La polémique monte dans la VIe municipalité de Rome. Le débat a été déclenché par une motion approuvée par le conseil municipal qui vise à réintroduire le crucifix dans les écoles locales. L'acte, présenté par le conseiller Gabriele Manzo, a l'intention de promouvoir l'affichage du crucifix dans toutes les salles de classe de ce qu'on appelle la Mairie des Tours.
L'opposition a émis de vives critiques, notamment concernant l'autonomie des écoles, et a quitté la salle. Cependant, en y regardant de plus près, ce ne serait pas une imposition.

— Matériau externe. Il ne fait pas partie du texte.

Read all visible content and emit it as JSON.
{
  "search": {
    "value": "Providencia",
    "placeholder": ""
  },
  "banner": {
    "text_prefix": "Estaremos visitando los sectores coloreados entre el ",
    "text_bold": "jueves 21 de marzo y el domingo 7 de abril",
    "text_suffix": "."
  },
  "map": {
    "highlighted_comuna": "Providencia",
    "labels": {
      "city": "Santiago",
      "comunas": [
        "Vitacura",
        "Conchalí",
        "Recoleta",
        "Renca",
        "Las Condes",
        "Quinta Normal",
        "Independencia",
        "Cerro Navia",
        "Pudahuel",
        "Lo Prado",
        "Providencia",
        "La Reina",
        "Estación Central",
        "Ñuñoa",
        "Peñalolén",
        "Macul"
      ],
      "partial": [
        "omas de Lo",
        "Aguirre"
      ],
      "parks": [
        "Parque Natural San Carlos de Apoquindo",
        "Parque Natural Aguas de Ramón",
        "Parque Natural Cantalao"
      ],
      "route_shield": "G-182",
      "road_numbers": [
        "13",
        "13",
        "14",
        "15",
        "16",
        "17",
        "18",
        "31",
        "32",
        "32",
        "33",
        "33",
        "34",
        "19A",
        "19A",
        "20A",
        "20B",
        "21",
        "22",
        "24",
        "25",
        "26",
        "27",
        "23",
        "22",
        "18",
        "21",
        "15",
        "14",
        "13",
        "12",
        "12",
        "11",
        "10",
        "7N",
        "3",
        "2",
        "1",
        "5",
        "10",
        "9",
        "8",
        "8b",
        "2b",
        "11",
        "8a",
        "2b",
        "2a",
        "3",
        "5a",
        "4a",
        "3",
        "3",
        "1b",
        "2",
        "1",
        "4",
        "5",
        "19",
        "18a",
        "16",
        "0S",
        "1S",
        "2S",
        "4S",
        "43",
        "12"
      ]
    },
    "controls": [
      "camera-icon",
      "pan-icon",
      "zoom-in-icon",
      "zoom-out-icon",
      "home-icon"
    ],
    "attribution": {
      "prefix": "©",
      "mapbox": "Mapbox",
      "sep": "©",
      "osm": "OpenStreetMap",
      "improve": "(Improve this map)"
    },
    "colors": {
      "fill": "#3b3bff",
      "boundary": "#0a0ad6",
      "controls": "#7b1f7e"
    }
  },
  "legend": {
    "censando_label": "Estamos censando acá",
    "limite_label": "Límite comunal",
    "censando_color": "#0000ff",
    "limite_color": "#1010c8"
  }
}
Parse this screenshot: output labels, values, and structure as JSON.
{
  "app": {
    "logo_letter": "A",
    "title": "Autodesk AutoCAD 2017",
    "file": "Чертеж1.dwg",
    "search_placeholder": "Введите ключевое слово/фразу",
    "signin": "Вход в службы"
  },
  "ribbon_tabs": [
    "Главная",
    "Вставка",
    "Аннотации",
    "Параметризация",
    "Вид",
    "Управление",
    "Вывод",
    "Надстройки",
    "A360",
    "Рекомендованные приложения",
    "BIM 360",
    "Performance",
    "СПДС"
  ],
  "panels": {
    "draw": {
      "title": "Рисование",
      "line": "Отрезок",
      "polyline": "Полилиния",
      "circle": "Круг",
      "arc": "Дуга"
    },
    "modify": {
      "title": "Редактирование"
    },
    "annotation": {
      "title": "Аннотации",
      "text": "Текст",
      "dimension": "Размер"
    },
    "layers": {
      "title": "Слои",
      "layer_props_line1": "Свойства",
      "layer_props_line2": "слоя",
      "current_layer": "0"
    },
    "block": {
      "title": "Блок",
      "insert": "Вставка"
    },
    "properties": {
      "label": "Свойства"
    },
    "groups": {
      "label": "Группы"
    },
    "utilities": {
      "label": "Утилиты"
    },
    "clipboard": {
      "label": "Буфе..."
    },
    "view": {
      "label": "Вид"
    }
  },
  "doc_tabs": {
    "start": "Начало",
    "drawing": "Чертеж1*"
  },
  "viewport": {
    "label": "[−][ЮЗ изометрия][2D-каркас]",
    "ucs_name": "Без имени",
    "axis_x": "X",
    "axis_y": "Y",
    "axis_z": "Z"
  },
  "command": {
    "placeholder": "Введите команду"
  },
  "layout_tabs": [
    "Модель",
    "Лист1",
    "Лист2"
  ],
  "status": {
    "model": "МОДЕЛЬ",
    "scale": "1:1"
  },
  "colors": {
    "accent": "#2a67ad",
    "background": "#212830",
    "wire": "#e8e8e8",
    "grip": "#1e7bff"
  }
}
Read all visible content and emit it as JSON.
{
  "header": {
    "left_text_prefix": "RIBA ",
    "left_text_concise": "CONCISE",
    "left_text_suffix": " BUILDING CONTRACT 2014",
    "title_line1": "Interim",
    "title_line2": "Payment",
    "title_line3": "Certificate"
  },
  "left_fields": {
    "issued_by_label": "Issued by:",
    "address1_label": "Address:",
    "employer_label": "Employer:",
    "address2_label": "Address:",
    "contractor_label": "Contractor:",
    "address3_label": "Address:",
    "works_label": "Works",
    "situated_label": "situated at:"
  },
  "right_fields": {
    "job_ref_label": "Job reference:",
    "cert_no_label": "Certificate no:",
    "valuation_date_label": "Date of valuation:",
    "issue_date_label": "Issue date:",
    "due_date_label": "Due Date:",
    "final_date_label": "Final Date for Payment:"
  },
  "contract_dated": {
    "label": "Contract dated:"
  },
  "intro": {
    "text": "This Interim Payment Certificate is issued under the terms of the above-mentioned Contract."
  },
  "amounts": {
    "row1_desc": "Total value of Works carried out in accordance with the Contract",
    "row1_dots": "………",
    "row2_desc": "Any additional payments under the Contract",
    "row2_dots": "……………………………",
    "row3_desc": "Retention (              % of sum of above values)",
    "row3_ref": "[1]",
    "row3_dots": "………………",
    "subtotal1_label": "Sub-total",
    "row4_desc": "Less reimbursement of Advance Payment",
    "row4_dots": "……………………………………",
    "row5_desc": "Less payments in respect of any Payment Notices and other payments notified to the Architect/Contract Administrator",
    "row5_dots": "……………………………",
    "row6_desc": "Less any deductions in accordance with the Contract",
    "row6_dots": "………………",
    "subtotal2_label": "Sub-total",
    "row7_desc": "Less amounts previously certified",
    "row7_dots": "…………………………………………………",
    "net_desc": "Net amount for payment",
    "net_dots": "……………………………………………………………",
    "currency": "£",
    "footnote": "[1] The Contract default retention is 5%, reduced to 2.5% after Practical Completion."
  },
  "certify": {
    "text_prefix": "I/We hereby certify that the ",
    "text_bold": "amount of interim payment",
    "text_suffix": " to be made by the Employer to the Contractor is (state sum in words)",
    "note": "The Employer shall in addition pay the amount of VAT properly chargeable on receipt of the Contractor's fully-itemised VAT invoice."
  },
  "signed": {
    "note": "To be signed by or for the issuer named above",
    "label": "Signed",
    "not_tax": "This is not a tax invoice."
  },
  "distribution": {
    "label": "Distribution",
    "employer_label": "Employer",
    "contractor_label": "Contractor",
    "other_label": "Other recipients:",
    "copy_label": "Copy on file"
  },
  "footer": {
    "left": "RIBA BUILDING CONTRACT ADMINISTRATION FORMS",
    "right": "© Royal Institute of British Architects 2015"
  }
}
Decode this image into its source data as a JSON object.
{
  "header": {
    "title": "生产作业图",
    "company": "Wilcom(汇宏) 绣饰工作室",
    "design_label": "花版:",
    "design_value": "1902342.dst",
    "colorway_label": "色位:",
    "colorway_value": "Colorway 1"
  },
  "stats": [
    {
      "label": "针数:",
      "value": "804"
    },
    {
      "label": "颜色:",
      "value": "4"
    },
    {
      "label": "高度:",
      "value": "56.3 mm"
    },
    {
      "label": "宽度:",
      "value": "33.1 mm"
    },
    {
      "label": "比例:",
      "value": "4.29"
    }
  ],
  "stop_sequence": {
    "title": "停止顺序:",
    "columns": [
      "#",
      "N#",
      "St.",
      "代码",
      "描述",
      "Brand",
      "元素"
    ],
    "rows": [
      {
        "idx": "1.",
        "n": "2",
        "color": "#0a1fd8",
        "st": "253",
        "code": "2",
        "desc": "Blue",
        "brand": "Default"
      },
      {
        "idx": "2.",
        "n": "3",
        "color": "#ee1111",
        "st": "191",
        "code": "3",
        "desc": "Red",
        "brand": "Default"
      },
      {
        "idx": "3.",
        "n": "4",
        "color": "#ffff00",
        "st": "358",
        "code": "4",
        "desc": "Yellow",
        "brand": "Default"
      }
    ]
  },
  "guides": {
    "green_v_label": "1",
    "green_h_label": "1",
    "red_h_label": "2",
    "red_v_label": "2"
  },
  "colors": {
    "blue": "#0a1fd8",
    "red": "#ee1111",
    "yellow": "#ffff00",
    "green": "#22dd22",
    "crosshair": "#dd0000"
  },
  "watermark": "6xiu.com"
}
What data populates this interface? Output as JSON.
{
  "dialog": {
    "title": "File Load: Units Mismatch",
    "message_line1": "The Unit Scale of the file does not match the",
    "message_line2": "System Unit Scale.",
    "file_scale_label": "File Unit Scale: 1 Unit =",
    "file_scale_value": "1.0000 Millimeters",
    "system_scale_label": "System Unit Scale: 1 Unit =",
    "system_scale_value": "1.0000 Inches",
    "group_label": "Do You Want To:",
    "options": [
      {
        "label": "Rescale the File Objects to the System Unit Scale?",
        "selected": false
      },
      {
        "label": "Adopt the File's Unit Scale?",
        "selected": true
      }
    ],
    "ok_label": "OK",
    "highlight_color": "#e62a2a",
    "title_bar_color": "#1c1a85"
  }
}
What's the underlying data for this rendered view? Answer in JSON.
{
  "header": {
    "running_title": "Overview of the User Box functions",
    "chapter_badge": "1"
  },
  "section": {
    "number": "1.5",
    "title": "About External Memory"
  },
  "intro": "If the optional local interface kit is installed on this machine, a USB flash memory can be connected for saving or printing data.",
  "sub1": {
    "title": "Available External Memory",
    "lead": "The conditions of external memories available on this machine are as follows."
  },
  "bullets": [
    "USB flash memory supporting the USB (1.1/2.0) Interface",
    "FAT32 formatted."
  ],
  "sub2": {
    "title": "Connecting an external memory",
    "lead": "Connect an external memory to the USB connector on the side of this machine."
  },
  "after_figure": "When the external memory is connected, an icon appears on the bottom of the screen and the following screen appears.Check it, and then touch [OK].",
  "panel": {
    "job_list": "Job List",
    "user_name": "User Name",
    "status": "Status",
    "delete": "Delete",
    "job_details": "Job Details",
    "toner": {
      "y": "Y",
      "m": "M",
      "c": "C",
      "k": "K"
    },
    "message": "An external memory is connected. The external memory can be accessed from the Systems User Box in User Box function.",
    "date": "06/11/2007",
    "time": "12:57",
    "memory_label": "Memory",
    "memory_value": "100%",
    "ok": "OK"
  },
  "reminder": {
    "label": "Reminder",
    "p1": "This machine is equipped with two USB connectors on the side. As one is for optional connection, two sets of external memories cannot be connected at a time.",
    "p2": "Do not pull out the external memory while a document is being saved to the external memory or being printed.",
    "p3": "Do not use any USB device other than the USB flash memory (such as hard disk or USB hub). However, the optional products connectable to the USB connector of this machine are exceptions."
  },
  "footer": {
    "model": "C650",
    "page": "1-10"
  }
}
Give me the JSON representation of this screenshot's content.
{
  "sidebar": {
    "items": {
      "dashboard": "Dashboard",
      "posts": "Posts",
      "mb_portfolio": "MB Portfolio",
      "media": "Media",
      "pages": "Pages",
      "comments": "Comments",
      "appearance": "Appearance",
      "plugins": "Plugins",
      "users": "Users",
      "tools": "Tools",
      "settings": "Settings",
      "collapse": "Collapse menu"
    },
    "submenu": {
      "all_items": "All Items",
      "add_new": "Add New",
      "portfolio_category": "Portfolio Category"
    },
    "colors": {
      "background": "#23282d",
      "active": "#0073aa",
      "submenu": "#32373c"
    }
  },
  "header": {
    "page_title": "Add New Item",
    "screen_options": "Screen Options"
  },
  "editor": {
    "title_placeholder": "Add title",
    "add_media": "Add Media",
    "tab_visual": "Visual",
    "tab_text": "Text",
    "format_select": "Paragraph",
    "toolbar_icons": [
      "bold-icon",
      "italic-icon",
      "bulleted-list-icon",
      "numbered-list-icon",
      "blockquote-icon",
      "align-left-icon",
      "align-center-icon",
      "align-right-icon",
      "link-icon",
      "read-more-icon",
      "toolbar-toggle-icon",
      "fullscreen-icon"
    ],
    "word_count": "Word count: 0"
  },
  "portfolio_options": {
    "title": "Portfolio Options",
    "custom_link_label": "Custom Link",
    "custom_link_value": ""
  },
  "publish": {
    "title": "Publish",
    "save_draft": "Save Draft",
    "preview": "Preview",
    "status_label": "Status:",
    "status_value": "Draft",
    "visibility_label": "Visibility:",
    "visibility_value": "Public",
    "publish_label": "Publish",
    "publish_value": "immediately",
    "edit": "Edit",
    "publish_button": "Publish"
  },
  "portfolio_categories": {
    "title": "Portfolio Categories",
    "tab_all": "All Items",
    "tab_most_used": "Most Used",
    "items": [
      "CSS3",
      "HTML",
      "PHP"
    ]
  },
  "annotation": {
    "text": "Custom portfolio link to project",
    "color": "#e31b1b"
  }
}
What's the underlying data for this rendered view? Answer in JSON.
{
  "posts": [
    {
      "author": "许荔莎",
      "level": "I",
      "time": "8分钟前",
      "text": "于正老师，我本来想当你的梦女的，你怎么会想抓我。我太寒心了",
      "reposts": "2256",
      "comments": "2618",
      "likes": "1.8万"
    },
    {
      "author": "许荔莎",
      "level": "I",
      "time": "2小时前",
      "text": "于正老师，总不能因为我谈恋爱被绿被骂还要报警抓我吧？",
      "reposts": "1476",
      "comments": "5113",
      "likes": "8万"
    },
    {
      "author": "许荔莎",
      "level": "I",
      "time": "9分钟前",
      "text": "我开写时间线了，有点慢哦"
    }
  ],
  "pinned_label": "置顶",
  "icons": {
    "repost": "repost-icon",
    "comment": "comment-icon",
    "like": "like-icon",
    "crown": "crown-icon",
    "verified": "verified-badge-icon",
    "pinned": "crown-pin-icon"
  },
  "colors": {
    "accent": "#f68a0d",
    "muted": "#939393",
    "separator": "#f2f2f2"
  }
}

La résolution majoritaire : un crucifix pour les écoles qui le veulent
En présentant la motion, le conseiller Gabriele Manzo a expliqué que – ça continue 'RomaAujourd'hui' – le crucifix est un « un symbole profondément ancré dans l’histoire » qui a un rôle culturel et d’appartenance. Un symbole éducatif qui rappelle les valeurs universelles partagées par la communauté ». Mais il est également souligné qu’il ne s’agit pas d’une imposition. Cela a été confirmé par Nicola Franco, président de la municipalité VI, à 'Corriere della Sera': « Les crucifix dans les écoles ne sont pas et ne seront pas une imposition. Mais je soutiens la décision de donner cette possibilité aux écoles qui le souhaitent. Aujourd'hui, nous avons voté à l'unanimité de la majorité de centre-droit, avec le départ du Pd et du M5, l'initiative déjà adoptée en commission de la culture : en vue du Jubilé, dans le respect de l'autonomie scolaire, donner un crucifix à quiconque le souhaite nouveau à afficher dans les salles de classe ».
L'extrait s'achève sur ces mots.